Croyez-vous que l’avènement d’un nouveau gouvernement pourrait changer la donne ?
Notre regret est que 19 ans après un massacre, notre gouvernement est resté indiffèrent. C’est inadmissible, inacceptable. Felix Tshisekedi doit réévaluer le dossier pour qu’il y ait une véritable justice, parce qu’on ne doit pas seulement s’attendre à l’indemnisation de l’Ouganda, parce qu’à ce stade, la justice n’est pas encore complète.
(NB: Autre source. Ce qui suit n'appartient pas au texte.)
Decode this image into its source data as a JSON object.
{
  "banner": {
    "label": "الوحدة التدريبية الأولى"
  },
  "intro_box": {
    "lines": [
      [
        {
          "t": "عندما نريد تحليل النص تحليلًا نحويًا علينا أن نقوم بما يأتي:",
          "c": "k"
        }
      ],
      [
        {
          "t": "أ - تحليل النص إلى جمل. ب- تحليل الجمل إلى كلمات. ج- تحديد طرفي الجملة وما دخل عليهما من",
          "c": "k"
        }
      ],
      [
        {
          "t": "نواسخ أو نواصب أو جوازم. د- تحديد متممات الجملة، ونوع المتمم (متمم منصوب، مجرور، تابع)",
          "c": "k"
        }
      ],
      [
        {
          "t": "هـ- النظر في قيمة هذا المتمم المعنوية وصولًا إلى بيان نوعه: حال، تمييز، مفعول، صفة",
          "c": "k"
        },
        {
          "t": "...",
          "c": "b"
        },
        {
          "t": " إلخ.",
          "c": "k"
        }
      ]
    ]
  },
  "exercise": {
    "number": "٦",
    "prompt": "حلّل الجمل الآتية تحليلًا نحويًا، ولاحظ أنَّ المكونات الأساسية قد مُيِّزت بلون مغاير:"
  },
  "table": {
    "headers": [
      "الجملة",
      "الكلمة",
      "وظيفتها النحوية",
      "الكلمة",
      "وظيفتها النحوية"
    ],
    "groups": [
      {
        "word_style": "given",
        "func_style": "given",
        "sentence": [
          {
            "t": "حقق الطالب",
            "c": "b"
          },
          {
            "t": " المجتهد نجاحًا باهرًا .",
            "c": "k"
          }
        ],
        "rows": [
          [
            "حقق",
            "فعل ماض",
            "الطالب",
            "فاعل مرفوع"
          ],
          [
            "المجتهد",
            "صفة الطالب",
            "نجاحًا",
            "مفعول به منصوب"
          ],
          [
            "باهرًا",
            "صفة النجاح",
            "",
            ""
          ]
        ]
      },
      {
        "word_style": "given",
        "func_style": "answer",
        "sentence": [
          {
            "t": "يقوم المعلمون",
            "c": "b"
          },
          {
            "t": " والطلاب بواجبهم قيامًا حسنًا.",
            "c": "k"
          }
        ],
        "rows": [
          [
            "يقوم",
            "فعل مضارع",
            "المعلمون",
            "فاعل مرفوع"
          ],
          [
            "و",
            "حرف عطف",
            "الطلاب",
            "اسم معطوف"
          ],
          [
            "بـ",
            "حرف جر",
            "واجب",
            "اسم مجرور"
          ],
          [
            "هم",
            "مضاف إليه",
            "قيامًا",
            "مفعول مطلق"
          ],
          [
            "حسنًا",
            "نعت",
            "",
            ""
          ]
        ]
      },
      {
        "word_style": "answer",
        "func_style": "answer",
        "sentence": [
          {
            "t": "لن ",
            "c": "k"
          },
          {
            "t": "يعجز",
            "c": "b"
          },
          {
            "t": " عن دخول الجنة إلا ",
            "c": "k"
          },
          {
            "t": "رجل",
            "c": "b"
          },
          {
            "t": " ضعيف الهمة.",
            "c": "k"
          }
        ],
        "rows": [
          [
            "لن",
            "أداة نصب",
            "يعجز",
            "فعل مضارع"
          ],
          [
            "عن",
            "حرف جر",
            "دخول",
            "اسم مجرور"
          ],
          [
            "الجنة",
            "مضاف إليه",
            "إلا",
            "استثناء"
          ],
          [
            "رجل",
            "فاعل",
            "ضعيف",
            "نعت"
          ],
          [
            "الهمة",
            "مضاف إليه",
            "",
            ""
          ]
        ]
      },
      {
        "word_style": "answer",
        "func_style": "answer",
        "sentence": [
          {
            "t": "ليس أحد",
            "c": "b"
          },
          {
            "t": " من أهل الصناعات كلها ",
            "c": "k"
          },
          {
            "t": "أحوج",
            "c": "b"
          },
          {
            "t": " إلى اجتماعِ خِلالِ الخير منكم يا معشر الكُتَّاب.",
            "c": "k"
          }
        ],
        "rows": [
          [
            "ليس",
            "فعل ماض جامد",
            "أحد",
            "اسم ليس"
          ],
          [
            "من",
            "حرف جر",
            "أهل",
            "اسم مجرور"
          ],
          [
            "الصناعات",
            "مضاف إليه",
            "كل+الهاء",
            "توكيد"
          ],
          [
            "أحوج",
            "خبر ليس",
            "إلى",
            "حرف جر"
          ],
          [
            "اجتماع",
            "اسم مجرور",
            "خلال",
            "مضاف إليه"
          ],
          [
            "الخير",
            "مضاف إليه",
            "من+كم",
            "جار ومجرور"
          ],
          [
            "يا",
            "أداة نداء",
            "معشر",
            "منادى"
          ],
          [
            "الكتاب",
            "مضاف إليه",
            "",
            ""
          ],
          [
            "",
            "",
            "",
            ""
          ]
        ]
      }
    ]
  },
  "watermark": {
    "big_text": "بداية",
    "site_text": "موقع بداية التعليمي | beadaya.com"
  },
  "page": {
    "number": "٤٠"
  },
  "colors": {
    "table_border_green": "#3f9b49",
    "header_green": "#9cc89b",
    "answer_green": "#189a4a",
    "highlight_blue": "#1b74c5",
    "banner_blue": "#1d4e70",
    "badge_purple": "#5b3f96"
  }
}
Il y a des responsables non inquiétés, par exemple les gouvernements rwandais et congolais. Comme l’Ouganda, on doit aussi sanctionner le Rwanda, parce que tous deux ont participé à la commission des crimes. Egalement le gouvernement congolais, il ne doit pas croire qu’il est saint dans l’affaire. Il a une part de responsabilité et doit indemniser, parce qu’il n’a pas su protéger ses citoyens, il n’a pas su empêcher la commission des crimes sur son sol. C’est l’exemple des enfants de deux voisins qui viennent faire des casses chez vous en présence des responsables du ménage. Si les voisins ne viennent pas réparer, les responsables du ménage ne doivent pas croiser les doigts devant les dégâts. C’est le cas de notre pays : un gouvernement qui n’a pas su protéger ses citoyens, il doit réparer.